The buggies are based on the design of those classic rovers, which American astronauts drove across the moon's surface during the Apollo 15, 16 and 17 missions in the early 1970s. Teams of students build their vehicles using trail bike tires, aluminum or composite-metal struts and parts.
Moonbuggy entries are expected to mimic a "proof-of-concept" or engineering test model, rather than a final production model. Each student team of six members is responsible for building its own buggy. Each moonbuggy is human-powered by two students from the team -- one female and one male -- over a half-mile simulated lunar terrain course that includes craters, rocks, lava, ridges, inclines and soil.
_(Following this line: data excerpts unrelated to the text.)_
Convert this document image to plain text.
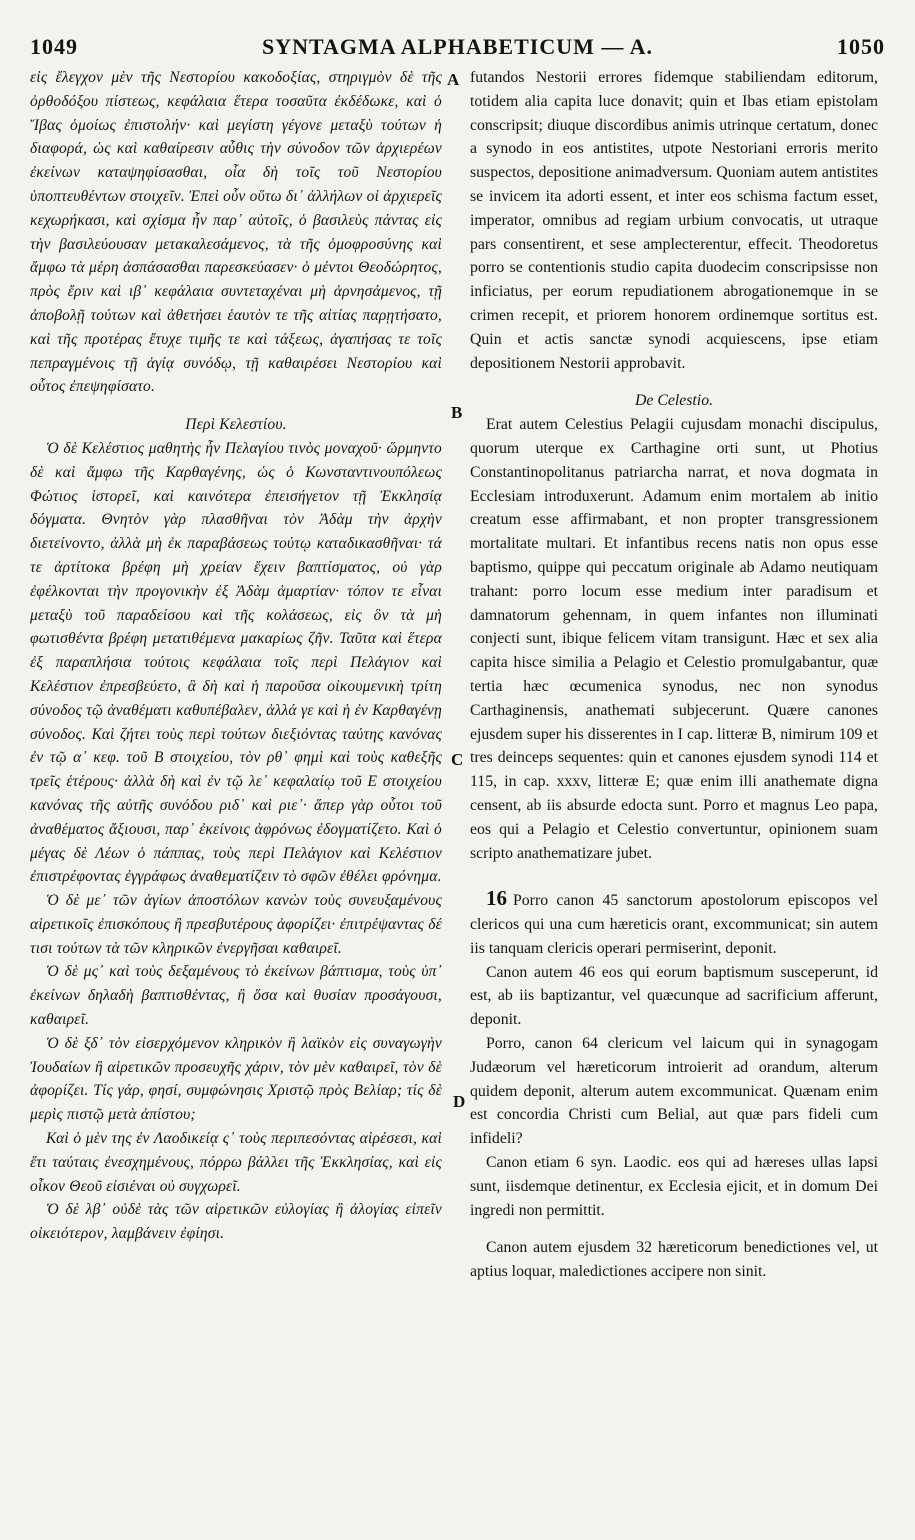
1049	SYNTAGMA ALPHABETICUM — A.	1050

εἰς ἔλεγχον μὲν τῆς Νεστορίου κακοδοξίας, στηριγμὸν δὲ τῆς ὀρθοδόξου πίστεως, κεφάλαια ἕτερα τοσαῦτα ἐκδέδωκε, καὶ ὁ Ἴβας ὁμοίως ἐπιστολήν· καὶ μεγίστη γέγονε μεταξὺ τούτων ἡ διαφορά, ὡς καὶ καθαίρεσιν αὖθις τὴν σύνοδον τῶν ἀρχιερέων ἐκείνων καταψηφίσασθαι, οἷα δὴ τοῖς τοῦ Νεστορίου ὑποπτευθέντων στοιχεῖν. Ἐπεὶ οὖν οὕτω δι᾽ ἀλλήλων οἱ ἀρχιερεῖς κεχωρήκασι, καὶ σχίσμα ἦν παρ᾽ αὐτοῖς, ὁ βασιλεὺς πάντας εἰς τὴν βασιλεύουσαν μετακαλεσάμενος, τὰ τῆς ὁμοφροσύνης καὶ ἄμφω τὰ μέρη ἀσπάσασθαι παρεσκεύασεν· ὁ μέντοι Θεοδώρητος, πρὸς ἔριν καὶ ιβ᾽ κεφάλαια συντεταχέναι μὴ ἀρνησάμενος, τῇ ἀποβολῇ τούτων καὶ ἀθετήσει ἑαυτὸν τε τῆς αἰτίας παρῃτήσατο, καὶ τῆς προτέρας ἔτυχε τιμῆς τε καὶ τάξεως, ἀγαπήσας τε τοῖς πεπραγμένοις τῇ ἁγίᾳ συνόδῳ, τῇ καθαιρέσει Νεστορίου καὶ οὗτος ἐπεψηφίσατο.

Περὶ Κελεστίου.

Ὁ δὲ Κελέστιος μαθητὴς ἦν Πελαγίου τινὸς μοναχοῦ· ὥρμηντο δὲ καὶ ἄμφω τῆς Καρθαγένης, ὡς ὁ Κωνσταντινουπόλεως Φώτιος ἱστορεῖ, καὶ καινότερα ἐπεισήγετον τῇ Ἐκκλησίᾳ δόγματα. Θνητὸν γὰρ πλασθῆναι τὸν Ἀδὰμ τὴν ἀρχὴν διετείνοντο, ἀλλὰ μὴ ἐκ παραβάσεως τούτῳ καταδικασθῆναι· τά τε ἀρτίτοκα βρέφη μὴ χρείαν ἔχειν βαπτίσματος, οὐ γὰρ ἐφέλκονται τὴν προγονικὴν ἐξ Ἀδὰμ ἁμαρτίαν· τόπον τε εἶναι μεταξὺ τοῦ παραδείσου καὶ τῆς κολάσεως, εἰς ὃν τὰ μὴ φωτισθέντα βρέφη μετατιθέμενα μακαρίως ζῆν. Ταῦτα καὶ ἕτερα ἐξ παραπλήσια τούτοις κεφάλαια τοῖς περὶ Πελάγιον καὶ Κελέστιον ἐπρεσβεύετο, ἃ δὴ καὶ ἡ παροῦσα οἰκουμενικὴ τρίτη σύνοδος τῷ ἀναθέματι καθυπέβαλεν, ἀλλά γε καὶ ἡ ἐν Καρθαγένῃ σύνοδος. Καὶ ζήτει τοὺς περὶ τούτων διεξιόντας ταύτης κανόνας ἐν τῷ α᾽ κεφ. τοῦ Β στοιχείου, τὸν ρθ᾽ φημὶ καὶ τοὺς καθεξῆς τρεῖς ἑτέρους· ἀλλὰ δὴ καὶ ἐν τῷ λε᾽ κεφαλαίῳ τοῦ Ε στοιχείου κανόνας τῆς αὐτῆς συνόδου ριδ᾽ καὶ ριε᾽· ἅπερ γὰρ οὗτοι τοῦ ἀναθέματος ἄξιουσι, παρ᾽ ἐκείνοις ἀφρόνως ἐδογματίζετο. Καὶ ὁ μέγας δὲ Λέων ὁ πάππας, τοὺς περὶ Πελάγιον καὶ Κελέστιον ἐπιστρέφοντας ἐγγράφως ἀναθεματίζειν τὸ σφῶν ἐθέλει φρόνημα.

Ὁ δὲ με᾽ τῶν ἁγίων ἀποστόλων κανὼν τοὺς συνευξαμένους αἱρετικοῖς ἐπισκόπους ἢ πρεσβυτέρους ἀφορίζει· ἐπιτρέψαντας δέ τισι τούτων τὰ τῶν κληρικῶν ἐνεργῆσαι καθαιρεῖ.

Ὁ δὲ μς᾽ καὶ τοὺς δεξαμένους τὸ ἐκείνων βάπτισμα, τοὺς ὑπ᾽ ἐκείνων δηλαδὴ βαπτισθέντας, ἢ ὅσα καὶ θυσίαν προσάγουσι, καθαιρεῖ.

Ὁ δὲ ξδ᾽ τὸν εἰσερχόμενον κληρικὸν ἢ λαϊκὸν εἰς συναγωγὴν Ἰουδαίων ἢ αἱρετικῶν προσευχῆς χάριν, τὸν μὲν καθαιρεῖ, τὸν δὲ ἀφορίζει. Τίς γάρ, φησί, συμφώνησις Χριστῷ πρὸς Βελίαρ; τίς δὲ μερὶς πιστῷ μετὰ ἀπίστου;

Καὶ ὁ μὲν της ἐν Λαοδικείᾳ ς᾽ τοὺς περιπεσόντας αἱρέσεσι, καὶ ἔτι ταύταις ἐνεσχημένους, πόρρω βάλλει τῆς Ἐκκλησίας, καὶ εἰς οἶκον Θεοῦ εἰσιέναι οὐ συγχωρεῖ.

Ὁ δὲ λβ᾽ οὐδὲ τὰς τῶν αἱρετικῶν εὐλογίας ἢ ἀλογίας εἰπεῖν οἰκειότερον, λαμβάνειν ἐφίησι.

futandos Nestorii errores fidemque stabiliendam editorum, totidem alia capita luce donavit; quin et Ibas etiam epistolam conscripsit; diuque discordibus animis utrinque certatum, donec a synodo in eos antistites, utpote Nestoriani erroris merito suspectos, depositione animadversum. Quoniam autem antistites se invicem ita adorti essent, et inter eos schisma factum esset, imperator, omnibus ad regiam urbium convocatis, ut utraque pars consentirent, et sese amplecterentur, effecit. Theodoretus porro se contentionis studio capita duodecim conscripsisse non inficiatus, per eorum repudiationem abrogationemque in se crimen recepit, et priorem honorem ordinemque sortitus est. Quin et actis sanctæ synodi acquiescens, ipse etiam depositionem Nestorii approbavit.

De Celestio.

Erat autem Celestius Pelagii cujusdam monachi discipulus, quorum uterque ex Carthagine orti sunt, ut Photius Constantinopolitanus patriarcha narrat, et nova dogmata in Ecclesiam introduxerunt. Adamum enim mortalem ab initio creatum esse affirmabant, et non propter transgressionem mortalitate multari. Et infantibus recens natis non opus esse baptismo, quippe qui peccatum originale ab Adamo neutiquam trahant: porro locum esse medium inter paradisum et damnatorum gehennam, in quem infantes non illuminati conjecti sunt, ibique felicem vitam transigunt. Hæc et sex alia capita hisce similia a Pelagio et Celestio promulgabantur, quæ tertia hæc œcumenica synodus, nec non synodus Carthaginensis, anathemati subjecerunt. Quære canones ejusdem super his disserentes in I cap. litteræ B, nimirum 109 et tres deinceps sequentes: quin et canones ejusdem synodi 114 et 115, in cap. xxxv, litteræ E; quæ enim illi anathemate digna censent, ab iis absurde edocta sunt. Porro et magnus Leo papa, eos qui a Pelagio et Celestio convertuntur, opinionem suam scripto anathematizare jubet.

16 Porro canon 45 sanctorum apostolorum episcopos vel clericos qui una cum hæreticis orant, excommunicat; sin autem iis tanquam clericis operari permiserint, deponit.

Canon autem 46 eos qui eorum baptismum susceperunt, id est, ab iis baptizantur, vel quæcunque ad sacrificium afferunt, deponit.

Porro, canon 64 clericum vel laicum qui in synagogam Judæorum vel hæreticorum introierit ad orandum, alterum quidem deponit, alterum autem excommunicat. Quænam enim est concordia Christi cum Belial, aut quæ pars fideli cum infideli?

Canon etiam 6 syn. Laodic. eos qui ad hæreses ullas lapsi sunt, iisdemque detinentur, ex Ecclesia ejicit, et in domum Dei ingredi non permittit.

Canon autem ejusdem 32 hæreticorum benedictiones vel, ut aptius loquar, maledictiones accipere non sinit.

A
B
C
D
As a part of the competition, and prior to course testing, the unassembled moonbuggy entries must be carried to the course starting line with the unassembled components contained in a box that is 4 feet long, 4 feet wide and 4 feet high -- dimensions similar to those required for the original Lunar Roving Vehicle. At the starting line, the buggies will be assembled and readied for course testing and evaluated for safety. Assembly occurs one time prior to the first course run.
Top prizes are awarded to the three teams in both the high school and college/university divisions that post the fastest race times, which include assembly and penalty times.
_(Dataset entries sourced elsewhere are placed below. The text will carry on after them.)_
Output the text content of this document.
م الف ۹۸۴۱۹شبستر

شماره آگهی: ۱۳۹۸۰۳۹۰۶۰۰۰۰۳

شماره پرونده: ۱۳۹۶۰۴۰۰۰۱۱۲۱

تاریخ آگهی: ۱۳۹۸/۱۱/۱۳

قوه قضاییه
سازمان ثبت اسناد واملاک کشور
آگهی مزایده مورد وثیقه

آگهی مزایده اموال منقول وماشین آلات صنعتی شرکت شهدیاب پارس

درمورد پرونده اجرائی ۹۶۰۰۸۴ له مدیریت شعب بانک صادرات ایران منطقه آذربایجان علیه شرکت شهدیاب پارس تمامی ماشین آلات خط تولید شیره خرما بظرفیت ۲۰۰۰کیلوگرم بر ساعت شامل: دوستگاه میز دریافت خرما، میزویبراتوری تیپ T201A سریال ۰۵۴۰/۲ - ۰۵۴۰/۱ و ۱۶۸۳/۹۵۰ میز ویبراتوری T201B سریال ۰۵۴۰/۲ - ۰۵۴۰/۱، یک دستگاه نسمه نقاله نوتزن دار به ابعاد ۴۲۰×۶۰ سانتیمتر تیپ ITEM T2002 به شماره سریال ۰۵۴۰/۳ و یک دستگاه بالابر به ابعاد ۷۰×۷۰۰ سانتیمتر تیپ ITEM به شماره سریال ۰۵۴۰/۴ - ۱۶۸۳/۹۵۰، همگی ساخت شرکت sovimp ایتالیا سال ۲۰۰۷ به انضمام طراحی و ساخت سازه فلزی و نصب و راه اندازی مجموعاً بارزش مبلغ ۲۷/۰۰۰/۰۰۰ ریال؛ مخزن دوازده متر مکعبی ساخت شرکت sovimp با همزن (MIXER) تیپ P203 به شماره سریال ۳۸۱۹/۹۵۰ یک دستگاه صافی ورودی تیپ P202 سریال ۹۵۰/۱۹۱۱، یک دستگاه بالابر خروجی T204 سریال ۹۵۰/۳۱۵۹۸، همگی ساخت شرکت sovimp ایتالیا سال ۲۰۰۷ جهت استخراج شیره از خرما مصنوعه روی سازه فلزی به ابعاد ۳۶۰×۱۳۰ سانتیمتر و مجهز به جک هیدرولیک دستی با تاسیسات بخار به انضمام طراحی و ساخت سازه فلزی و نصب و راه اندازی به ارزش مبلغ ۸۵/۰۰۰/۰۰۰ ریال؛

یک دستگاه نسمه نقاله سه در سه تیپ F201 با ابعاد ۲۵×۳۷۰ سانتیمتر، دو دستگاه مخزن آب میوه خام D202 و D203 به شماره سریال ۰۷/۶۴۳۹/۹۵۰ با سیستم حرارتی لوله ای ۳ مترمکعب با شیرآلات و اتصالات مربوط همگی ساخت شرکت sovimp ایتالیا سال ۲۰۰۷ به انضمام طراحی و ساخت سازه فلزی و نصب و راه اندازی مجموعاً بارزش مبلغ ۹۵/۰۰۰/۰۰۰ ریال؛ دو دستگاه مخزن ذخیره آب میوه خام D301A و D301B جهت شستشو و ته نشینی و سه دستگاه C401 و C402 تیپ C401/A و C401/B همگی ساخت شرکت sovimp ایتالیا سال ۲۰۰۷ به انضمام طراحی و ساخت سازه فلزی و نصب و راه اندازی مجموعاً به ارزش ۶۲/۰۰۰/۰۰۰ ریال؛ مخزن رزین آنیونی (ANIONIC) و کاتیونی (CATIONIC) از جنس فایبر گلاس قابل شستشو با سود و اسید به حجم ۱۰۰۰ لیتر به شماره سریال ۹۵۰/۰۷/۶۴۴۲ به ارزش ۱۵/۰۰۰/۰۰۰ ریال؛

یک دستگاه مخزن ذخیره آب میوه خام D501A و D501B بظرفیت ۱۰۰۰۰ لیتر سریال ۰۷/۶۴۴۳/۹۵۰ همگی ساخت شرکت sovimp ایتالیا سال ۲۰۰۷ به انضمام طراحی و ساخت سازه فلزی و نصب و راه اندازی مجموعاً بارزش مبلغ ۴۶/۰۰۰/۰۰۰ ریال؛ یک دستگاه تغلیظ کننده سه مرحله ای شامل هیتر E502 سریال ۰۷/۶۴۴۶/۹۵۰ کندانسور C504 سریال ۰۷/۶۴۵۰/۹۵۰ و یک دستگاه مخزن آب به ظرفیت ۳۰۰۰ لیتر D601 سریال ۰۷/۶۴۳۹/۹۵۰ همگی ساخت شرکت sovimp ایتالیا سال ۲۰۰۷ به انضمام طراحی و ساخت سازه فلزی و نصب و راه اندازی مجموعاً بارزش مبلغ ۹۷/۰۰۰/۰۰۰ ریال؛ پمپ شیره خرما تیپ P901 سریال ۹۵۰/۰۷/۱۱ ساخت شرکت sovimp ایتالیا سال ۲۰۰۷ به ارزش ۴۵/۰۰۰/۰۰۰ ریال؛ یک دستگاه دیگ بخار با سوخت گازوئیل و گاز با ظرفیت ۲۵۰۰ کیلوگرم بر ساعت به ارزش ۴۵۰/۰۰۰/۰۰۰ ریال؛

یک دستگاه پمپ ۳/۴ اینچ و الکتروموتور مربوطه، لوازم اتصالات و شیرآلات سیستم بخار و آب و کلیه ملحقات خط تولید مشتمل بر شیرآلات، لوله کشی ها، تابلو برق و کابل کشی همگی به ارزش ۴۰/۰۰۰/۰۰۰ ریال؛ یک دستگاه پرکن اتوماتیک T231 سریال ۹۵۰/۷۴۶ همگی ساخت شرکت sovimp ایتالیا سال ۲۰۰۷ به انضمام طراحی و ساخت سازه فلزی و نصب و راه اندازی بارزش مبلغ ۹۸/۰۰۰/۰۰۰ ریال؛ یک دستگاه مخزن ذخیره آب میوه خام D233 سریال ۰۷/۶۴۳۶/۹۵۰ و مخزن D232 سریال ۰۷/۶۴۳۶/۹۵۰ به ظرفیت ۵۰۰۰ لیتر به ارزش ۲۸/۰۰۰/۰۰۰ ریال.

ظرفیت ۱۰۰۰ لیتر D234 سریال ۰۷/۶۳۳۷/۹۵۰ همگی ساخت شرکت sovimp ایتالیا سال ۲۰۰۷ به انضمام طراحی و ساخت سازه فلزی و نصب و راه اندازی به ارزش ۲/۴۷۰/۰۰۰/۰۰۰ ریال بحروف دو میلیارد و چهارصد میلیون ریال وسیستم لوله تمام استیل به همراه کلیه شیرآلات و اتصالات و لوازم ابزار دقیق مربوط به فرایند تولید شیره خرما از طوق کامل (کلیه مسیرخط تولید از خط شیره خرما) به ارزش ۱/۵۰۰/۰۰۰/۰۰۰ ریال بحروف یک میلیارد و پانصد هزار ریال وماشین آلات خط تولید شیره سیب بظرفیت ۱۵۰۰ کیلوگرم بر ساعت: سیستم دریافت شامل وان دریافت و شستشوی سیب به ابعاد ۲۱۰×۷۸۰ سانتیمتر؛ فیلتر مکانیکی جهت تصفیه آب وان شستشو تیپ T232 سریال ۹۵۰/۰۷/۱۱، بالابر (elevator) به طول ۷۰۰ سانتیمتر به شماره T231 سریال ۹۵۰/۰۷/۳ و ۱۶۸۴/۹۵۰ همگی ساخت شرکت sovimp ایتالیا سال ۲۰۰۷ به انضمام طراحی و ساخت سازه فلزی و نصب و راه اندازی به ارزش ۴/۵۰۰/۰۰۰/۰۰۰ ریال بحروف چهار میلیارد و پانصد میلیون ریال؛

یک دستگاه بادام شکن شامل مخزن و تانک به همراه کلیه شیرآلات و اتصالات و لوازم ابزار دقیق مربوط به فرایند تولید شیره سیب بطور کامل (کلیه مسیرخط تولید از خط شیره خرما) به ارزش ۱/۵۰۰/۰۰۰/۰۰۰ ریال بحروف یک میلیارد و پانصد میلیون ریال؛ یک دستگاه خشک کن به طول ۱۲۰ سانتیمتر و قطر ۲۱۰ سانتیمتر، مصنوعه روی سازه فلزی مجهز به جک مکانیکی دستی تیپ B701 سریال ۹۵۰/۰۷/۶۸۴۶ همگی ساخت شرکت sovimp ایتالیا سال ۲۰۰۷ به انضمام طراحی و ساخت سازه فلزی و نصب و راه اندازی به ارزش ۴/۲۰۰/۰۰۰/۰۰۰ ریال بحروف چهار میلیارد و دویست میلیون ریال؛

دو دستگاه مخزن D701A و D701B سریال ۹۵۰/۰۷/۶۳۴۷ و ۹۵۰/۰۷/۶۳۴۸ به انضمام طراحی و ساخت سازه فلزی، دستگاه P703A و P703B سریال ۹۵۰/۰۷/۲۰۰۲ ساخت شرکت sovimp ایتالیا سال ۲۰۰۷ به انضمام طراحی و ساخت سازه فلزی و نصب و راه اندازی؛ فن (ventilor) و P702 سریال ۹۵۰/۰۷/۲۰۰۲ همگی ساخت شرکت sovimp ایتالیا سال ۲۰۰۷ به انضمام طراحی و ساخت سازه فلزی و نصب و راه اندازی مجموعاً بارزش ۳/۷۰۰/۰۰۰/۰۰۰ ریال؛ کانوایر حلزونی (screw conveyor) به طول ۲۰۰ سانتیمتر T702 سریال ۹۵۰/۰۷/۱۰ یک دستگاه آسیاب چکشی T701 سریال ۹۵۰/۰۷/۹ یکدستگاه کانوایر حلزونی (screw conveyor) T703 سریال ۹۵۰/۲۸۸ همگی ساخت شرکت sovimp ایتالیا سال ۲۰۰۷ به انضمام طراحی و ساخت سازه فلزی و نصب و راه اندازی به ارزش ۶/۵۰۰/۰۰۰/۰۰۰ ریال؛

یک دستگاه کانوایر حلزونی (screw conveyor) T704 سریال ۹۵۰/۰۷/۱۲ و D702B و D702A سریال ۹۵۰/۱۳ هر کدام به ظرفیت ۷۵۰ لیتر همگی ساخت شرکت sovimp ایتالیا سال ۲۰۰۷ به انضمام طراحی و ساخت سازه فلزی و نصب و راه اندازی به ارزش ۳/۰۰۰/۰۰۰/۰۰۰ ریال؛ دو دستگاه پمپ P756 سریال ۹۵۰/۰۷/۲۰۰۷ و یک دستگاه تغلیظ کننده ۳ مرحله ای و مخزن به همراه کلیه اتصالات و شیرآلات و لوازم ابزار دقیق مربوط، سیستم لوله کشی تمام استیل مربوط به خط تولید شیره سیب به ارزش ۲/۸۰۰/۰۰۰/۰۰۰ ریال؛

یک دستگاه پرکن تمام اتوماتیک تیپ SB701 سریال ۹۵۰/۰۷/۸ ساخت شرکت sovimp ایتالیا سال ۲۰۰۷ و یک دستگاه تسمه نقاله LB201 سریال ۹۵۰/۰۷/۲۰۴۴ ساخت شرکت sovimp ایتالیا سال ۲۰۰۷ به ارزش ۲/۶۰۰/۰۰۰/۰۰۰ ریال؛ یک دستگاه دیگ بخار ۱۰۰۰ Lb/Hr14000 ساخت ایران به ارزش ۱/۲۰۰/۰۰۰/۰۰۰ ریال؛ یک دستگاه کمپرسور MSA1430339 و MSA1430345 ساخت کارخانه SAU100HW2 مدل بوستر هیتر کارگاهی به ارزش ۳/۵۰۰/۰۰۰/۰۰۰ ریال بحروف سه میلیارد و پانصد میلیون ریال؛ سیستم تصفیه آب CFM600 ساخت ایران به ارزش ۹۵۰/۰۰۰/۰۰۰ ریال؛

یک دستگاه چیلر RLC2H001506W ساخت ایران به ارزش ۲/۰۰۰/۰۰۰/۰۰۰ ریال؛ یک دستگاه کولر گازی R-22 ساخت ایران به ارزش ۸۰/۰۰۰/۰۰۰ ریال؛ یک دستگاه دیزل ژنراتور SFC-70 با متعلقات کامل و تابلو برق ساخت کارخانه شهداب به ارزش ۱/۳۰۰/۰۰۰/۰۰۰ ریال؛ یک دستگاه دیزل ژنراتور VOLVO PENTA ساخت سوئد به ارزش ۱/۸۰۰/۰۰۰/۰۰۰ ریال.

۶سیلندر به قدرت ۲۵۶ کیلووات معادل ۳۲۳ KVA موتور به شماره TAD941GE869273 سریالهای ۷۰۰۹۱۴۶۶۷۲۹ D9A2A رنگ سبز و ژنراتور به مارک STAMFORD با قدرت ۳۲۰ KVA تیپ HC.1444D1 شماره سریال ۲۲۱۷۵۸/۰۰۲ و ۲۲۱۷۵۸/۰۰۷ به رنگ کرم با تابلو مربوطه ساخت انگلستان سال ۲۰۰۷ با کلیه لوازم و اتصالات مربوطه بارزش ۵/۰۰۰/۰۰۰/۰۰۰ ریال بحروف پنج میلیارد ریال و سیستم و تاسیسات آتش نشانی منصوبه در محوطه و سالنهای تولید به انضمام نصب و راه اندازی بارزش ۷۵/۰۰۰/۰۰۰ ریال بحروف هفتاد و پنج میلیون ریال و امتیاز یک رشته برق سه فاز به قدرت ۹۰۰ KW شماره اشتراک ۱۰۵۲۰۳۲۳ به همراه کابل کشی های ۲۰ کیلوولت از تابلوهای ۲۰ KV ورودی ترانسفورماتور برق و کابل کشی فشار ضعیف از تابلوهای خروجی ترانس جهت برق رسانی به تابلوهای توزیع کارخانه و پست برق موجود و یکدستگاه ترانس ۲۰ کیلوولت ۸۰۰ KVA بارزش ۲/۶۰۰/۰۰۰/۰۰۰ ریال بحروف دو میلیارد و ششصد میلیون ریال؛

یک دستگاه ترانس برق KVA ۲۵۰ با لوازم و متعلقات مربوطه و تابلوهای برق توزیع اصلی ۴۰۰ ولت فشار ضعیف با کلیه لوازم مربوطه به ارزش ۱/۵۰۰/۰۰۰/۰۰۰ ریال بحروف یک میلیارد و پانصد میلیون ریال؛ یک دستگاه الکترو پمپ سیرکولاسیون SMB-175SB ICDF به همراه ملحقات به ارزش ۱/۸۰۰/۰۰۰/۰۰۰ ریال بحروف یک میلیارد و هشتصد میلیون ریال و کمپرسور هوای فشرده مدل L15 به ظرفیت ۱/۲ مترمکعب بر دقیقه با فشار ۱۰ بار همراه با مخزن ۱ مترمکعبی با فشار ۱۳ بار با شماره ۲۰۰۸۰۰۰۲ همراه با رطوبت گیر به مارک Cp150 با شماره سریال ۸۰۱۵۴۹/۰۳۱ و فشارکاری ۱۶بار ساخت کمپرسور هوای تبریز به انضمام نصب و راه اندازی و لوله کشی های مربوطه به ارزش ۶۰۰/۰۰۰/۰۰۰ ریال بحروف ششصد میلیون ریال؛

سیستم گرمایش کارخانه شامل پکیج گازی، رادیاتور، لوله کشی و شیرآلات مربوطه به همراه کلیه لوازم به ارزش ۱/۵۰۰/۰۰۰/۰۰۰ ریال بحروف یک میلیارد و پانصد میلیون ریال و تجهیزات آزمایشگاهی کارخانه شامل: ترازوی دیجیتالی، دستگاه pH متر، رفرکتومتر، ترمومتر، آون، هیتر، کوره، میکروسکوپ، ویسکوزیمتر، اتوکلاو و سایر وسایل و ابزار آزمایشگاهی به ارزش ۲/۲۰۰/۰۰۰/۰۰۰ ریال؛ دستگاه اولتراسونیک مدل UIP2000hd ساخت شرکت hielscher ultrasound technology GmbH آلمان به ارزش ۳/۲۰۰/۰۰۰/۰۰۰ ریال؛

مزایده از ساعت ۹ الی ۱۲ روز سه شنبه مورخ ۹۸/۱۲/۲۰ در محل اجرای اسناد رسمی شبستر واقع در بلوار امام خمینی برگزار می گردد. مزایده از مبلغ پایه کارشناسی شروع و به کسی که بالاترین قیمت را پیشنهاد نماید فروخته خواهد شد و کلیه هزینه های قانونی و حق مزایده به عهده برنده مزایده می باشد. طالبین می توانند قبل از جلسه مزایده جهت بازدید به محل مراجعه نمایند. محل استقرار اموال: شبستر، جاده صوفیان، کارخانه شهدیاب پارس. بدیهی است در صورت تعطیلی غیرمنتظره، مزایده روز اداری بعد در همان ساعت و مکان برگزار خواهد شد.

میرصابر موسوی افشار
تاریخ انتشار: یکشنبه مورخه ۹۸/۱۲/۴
A variety of other prizes are given by race corporate sponsors. These include "Rookie of the Year" and the "American Institute of Aeronautics and Astronautics Telemetry/Electronics Award" awards. The latter is a new award for this year's competition and will go to the team that develops and operates the most innovative and useful real-time telemetry system at the race.
The NASA Great Moonbuggy Race is one of many educational projects and initiatives the agency conducts each year to attract and engage America's next generation of scientists, engineers and explorers.
The race is sponsored by the Human Exploration and Operations Mission Directorate, located at NASA Headquarters in Washington. Major corporate sponsors are Lockheed Martin Corp., The Boeing Co., Northrop Grumman Corp. and Jacobs Engineering ESTS Group, all with operations in Huntsville. Other corporate and institutional contributors include Science Applications International Corp. (SAIC) of Huntsville; ATK Aerospace Systems of Salt Lake City, Utah; Davidson Technologies, Teledyne Brown Engineering, Booz-Allen Hamilton and Stanley Associates, all of Huntsville; the American Institute of Aeronautics and Astronautics; and the Systems Safety Society’s Tennessee Valley Chapter.